Gunther biss gerade ins Brötchen, als ein Schrei ihn aufschrecken ließ.
„Du bist doch das mieseste Schwein unter der Sonne!“
War das der Dank für seine Mühen?
Nathalie streckte ihm etwas Graues, Struppiges entgegen. Das hervorlugende Bein machte die Hoffnung auf eine neue Fellkreation des Hauses Gucci zunichte.
„Was soll ich mit dem Scheißköter und tot ist er auch noch.

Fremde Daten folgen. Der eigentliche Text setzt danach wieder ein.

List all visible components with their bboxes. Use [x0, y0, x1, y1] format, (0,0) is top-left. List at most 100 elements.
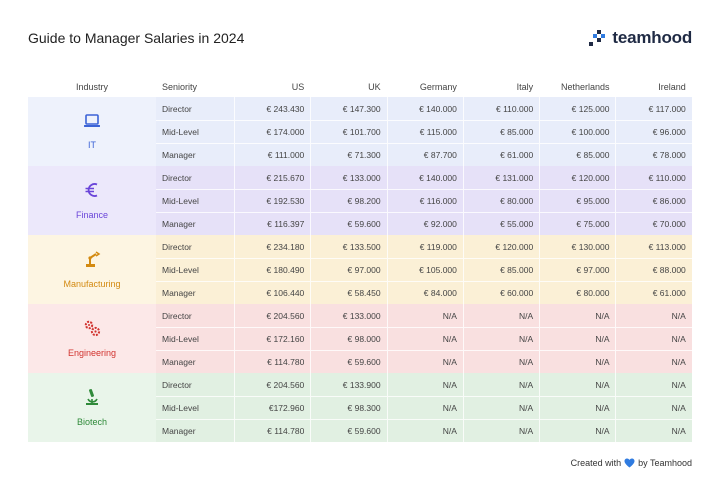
salary-cell: N/A	[615, 351, 691, 373]
teamhood-logo: teamhood	[588, 28, 692, 48]
salary-cell: N/A	[539, 351, 615, 373]
salary-cell: € 147.300	[310, 97, 386, 120]
salary-cell: € 111.000	[234, 144, 310, 166]
salary-cell: N/A	[462, 304, 539, 327]
table-row: Manager € 106.440 € 58.450 € 84.000 € 60.000…	[156, 281, 692, 304]
industry-rows: Director € 234.180 € 133.500 € 119.000 € 120…	[156, 235, 692, 304]
header-seniority: Seniority	[162, 82, 198, 92]
salary-cell: € 98.200	[310, 190, 386, 212]
laptop-icon	[83, 113, 101, 134]
salary-cell: € 234.180	[234, 235, 310, 258]
salary-cell: € 55.000	[462, 213, 539, 235]
footer-prefix: Created with	[570, 458, 622, 468]
salary-cell: €172.960	[234, 397, 310, 419]
salary-cell: € 192.530	[234, 190, 310, 212]
salary-cell: N/A	[615, 373, 691, 396]
header-country: Italy	[516, 82, 534, 92]
salary-cell: € 80.000	[462, 190, 539, 212]
salary-cell: € 88.000	[615, 259, 691, 281]
industry-cell: IT	[28, 97, 156, 166]
seniority-cell: Director	[162, 241, 192, 252]
industry-label: Finance	[75, 210, 109, 220]
industry-label: Manufacturing	[63, 279, 121, 289]
salary-cell: N/A	[539, 420, 615, 442]
salary-cell: € 84.000	[386, 282, 463, 304]
table-row: Manager € 116.397 € 59.600 € 92.000 € 55.000…	[156, 212, 692, 235]
table-row: Mid-Level € 192.530 € 98.200 € 116.000 € 80.…	[156, 189, 692, 212]
salary-cell: € 110.000	[462, 97, 539, 120]
salary-cell: € 125.000	[539, 97, 615, 120]
salary-cell: € 243.430	[234, 97, 310, 120]
salary-cell: N/A	[615, 397, 691, 419]
salary-cell: € 78.000	[615, 144, 691, 166]
salary-cell: € 204.560	[234, 304, 310, 327]
salary-cell: N/A	[462, 420, 539, 442]
salary-cell: € 133.000	[310, 304, 386, 327]
salary-cell: € 59.600	[310, 213, 386, 235]
salary-cell: N/A	[386, 373, 463, 396]
gears-icon	[83, 319, 101, 342]
table-row: Mid-Level €172.960 € 98.300 N/A N/A N/A N/A	[156, 396, 692, 419]
euro-icon	[84, 181, 100, 204]
seniority-cell: Director	[162, 103, 192, 114]
salary-cell: € 106.440	[234, 282, 310, 304]
seniority-cell: Manager	[162, 219, 196, 229]
salary-table: IT Director € 243.430 € 147.300 € 140.000 € 1…	[28, 97, 692, 442]
salary-cell: N/A	[539, 373, 615, 396]
salary-cell: N/A	[615, 420, 691, 442]
salary-cell: N/A	[539, 397, 615, 419]
industry-cell: Finance	[28, 166, 156, 235]
salary-cell: € 80.000	[539, 282, 615, 304]
seniority-cell: Director	[162, 310, 192, 321]
salary-cell: € 116.000	[386, 190, 463, 212]
industry-group: IT Director € 243.430 € 147.300 € 140.000 € 1…	[28, 97, 692, 166]
salary-cell: € 174.000	[234, 121, 310, 143]
salary-cell: N/A	[462, 397, 539, 419]
seniority-cell: Mid-Level	[162, 334, 199, 344]
salary-cell: € 117.000	[615, 97, 691, 120]
salary-cell: € 85.000	[539, 144, 615, 166]
salary-cell: € 92.000	[386, 213, 463, 235]
header-country: US	[291, 82, 305, 92]
salary-cell: € 95.000	[539, 190, 615, 212]
seniority-cell: Director	[162, 172, 192, 183]
salary-cell: € 71.300	[310, 144, 386, 166]
industry-label: Engineering	[67, 348, 117, 358]
industry-cell: Manufacturing	[28, 235, 156, 304]
salary-cell: € 204.560	[234, 373, 310, 396]
salary-cell: € 119.000	[386, 235, 463, 258]
footer-credit: Created with by Teamhood	[571, 458, 692, 468]
seniority-cell: Manager	[162, 357, 196, 367]
salary-cell: € 98.300	[310, 397, 386, 419]
header-country: Ireland	[658, 82, 686, 92]
salary-cell: € 133.900	[310, 373, 386, 396]
salary-cell: € 140.000	[386, 166, 463, 189]
seniority-cell: Manager	[162, 426, 196, 436]
header-country: Netherlands	[560, 82, 610, 92]
salary-cell: € 120.000	[539, 166, 615, 189]
salary-cell: € 113.000	[615, 235, 691, 258]
header-country: UK	[368, 82, 381, 92]
salary-cell: € 97.000	[539, 259, 615, 281]
salary-cell: € 215.670	[234, 166, 310, 189]
salary-cell: € 98.000	[310, 328, 386, 350]
header-industry: Industry	[75, 82, 108, 92]
teamhood-logo-icon	[589, 30, 606, 46]
salary-cell: N/A	[386, 328, 463, 350]
industry-group: Biotech Director € 204.560 € 133.900 N/A N/A N…	[28, 373, 692, 442]
industry-rows: Director € 204.560 € 133.900 N/A N/A N/A N/A Mi…	[156, 373, 692, 442]
industry-group: Finance Director € 215.670 € 133.000 € 140.0…	[28, 166, 692, 235]
salary-cell: € 86.000	[615, 190, 691, 212]
seniority-cell: Mid-Level	[162, 127, 199, 137]
salary-cell: € 75.000	[539, 213, 615, 235]
table-row: Mid-Level € 172.160 € 98.000 N/A N/A N/A N/A	[156, 327, 692, 350]
microscope-icon	[84, 388, 100, 411]
salary-cell: € 85.000	[462, 259, 539, 281]
industry-cell: Biotech	[28, 373, 156, 442]
salary-cell: N/A	[386, 397, 463, 419]
table-row: Director € 234.180 € 133.500 € 119.000 € 120…	[156, 235, 692, 258]
salary-cell: € 70.000	[615, 213, 691, 235]
salary-cell: € 59.600	[310, 351, 386, 373]
salary-cell: € 114.780	[234, 420, 310, 442]
logo-text: teamhood	[612, 28, 692, 47]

Du bist ein Versager, ein Loser!“
„Nun komm mal wieder runter! Ich habe es doch gut gemeint.“
„Meinst du, ich merke nicht, dass du dich schon tagsüber in Kneipen herumtreibst! Deine Bierfahne ist ekelhaft!“
„So ein kleines Glas wird doch wohl noch erlaubt sein.“
„Wenn du wenigstens deinen Job machen würdest. Aber als Schuhverkäufer taugst du auch nichts!“
„Du weißt genau, dass der Laden Insolvenz anmelden musste, weil die Leute nur noch alles billig haben wollen und keinen Wert auf Qualität legen.“
„Ausreden, darin bist du groß! Du hättest dir längst was Neues suchen können!“
„Ist nicht so einfach, wie du denkst.“
„Klar, es ist einfacher von Harz IV zu leben, anstatt den Arsch hochzukriegen.

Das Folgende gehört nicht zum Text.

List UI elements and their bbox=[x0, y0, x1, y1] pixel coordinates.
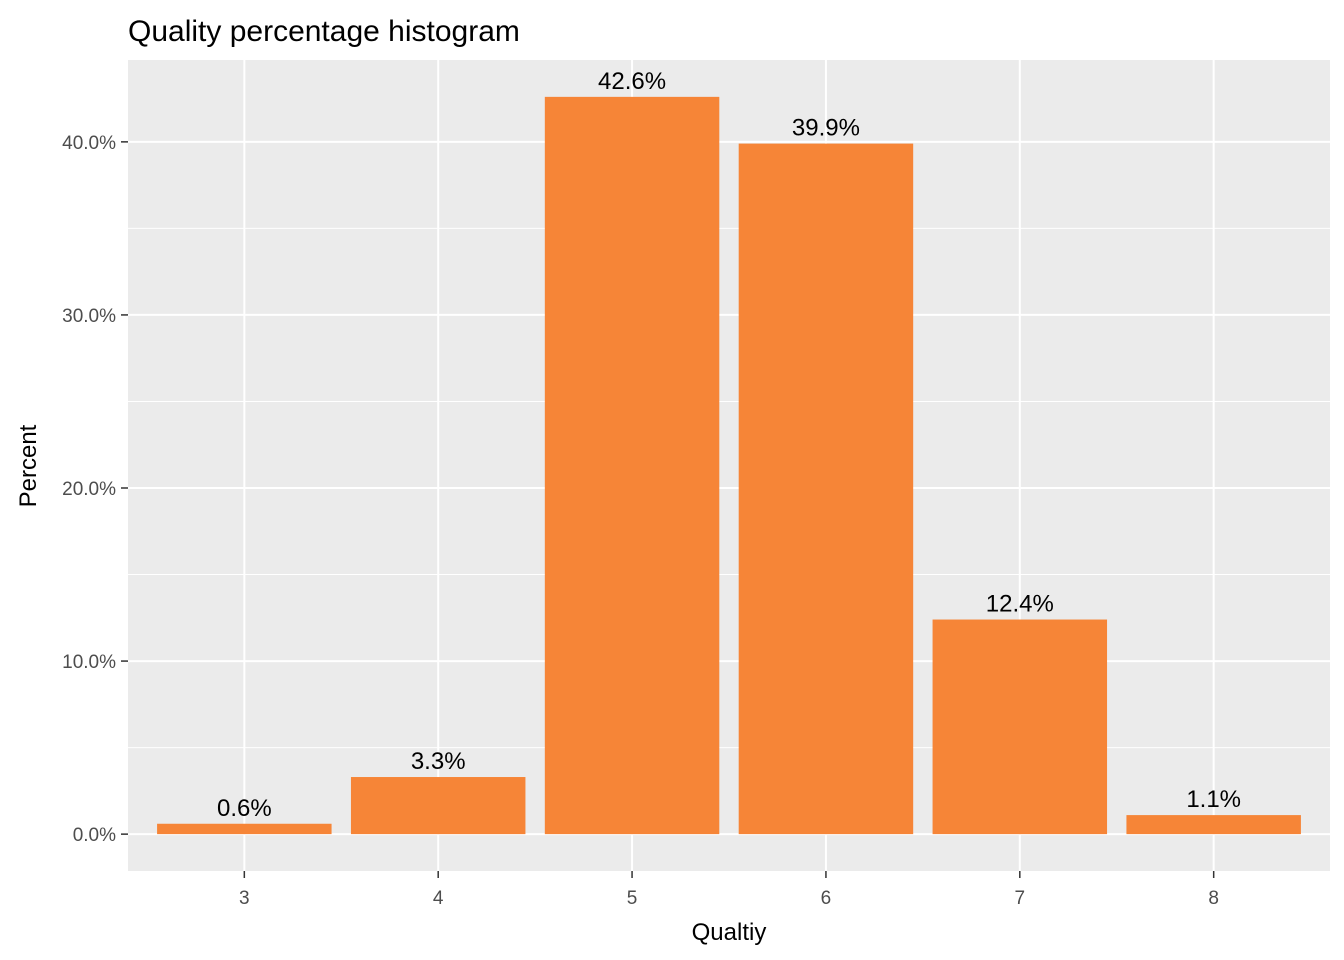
bar-5 bbox=[544, 96, 720, 835]
x-axis: 3 4 5 6 7 8 bbox=[239, 871, 1219, 909]
bar-value-label: 12.4% bbox=[986, 591, 1054, 618]
bar-8 bbox=[1126, 815, 1301, 835]
y-axis-title: Percent bbox=[15, 424, 42, 507]
y-tick-label: 20.0% bbox=[62, 479, 116, 500]
bar-7 bbox=[932, 619, 1108, 835]
y-tick-label: 30.0% bbox=[62, 306, 116, 327]
y-tick-label: 10.0% bbox=[62, 652, 116, 673]
bar-6 bbox=[738, 143, 914, 835]
x-axis-title: Qualtiy bbox=[692, 919, 767, 946]
bars bbox=[157, 96, 1301, 835]
minor-gridlines bbox=[128, 227, 1330, 749]
y-axis: 0.0% 10.0% 20.0% 30.0% 40.0% bbox=[62, 133, 128, 846]
bar-value-label: 3.3% bbox=[411, 748, 466, 775]
x-tick-label: 7 bbox=[1015, 888, 1026, 909]
y-tick-label: 40.0% bbox=[62, 133, 116, 154]
x-tick-label: 3 bbox=[239, 888, 250, 909]
y-tick-label: 0.0% bbox=[73, 825, 116, 846]
bar-4 bbox=[350, 777, 526, 835]
bar-value-labels: 0.6% 3.3% 42.6% 39.9% 12.4% 1.1% bbox=[217, 68, 1241, 822]
bar-value-label: 1.1% bbox=[1186, 786, 1241, 813]
x-tick-label: 6 bbox=[821, 888, 832, 909]
plot-panel bbox=[128, 60, 1330, 871]
x-tick-label: 4 bbox=[433, 888, 444, 909]
x-tick-label: 8 bbox=[1208, 888, 1219, 909]
bar-value-label: 42.6% bbox=[598, 68, 666, 95]
bar-value-label: 39.9% bbox=[792, 115, 860, 142]
x-tick-label: 5 bbox=[627, 888, 638, 909]
major-gridlines bbox=[128, 60, 1330, 871]
chart-title: Quality percentage histogram bbox=[128, 15, 520, 48]
bar-3 bbox=[157, 823, 332, 835]
bar-value-label: 0.6% bbox=[217, 795, 272, 822]
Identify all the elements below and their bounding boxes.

Ich sage dir was. Es war der größte Fehler meines Lebens, auf dich reinzufallen!
Jeder andere hätte mir ein schöneres Leben bieten können, aber ich muss ausgerechnet diese Niete heiraten! Und jetzt wagst du es auch noch, mir diesen stinkenden Köter als Geburtstags-
Geschenk anzubieten! Du bist wirklich so was von erbärmlich, du Witzfigur von einen Mann, du Jammerlappen, du kleines Würstchen...“

Da schnappte er sich die vermeintliche Gucci-Tasche und trat den Rückzug zum Müllcontainer an. Nathalie behielt wie immer das letzte Wort:

„Du bist eine Null! Punkt!“, schmetterte sie ihm hinterher.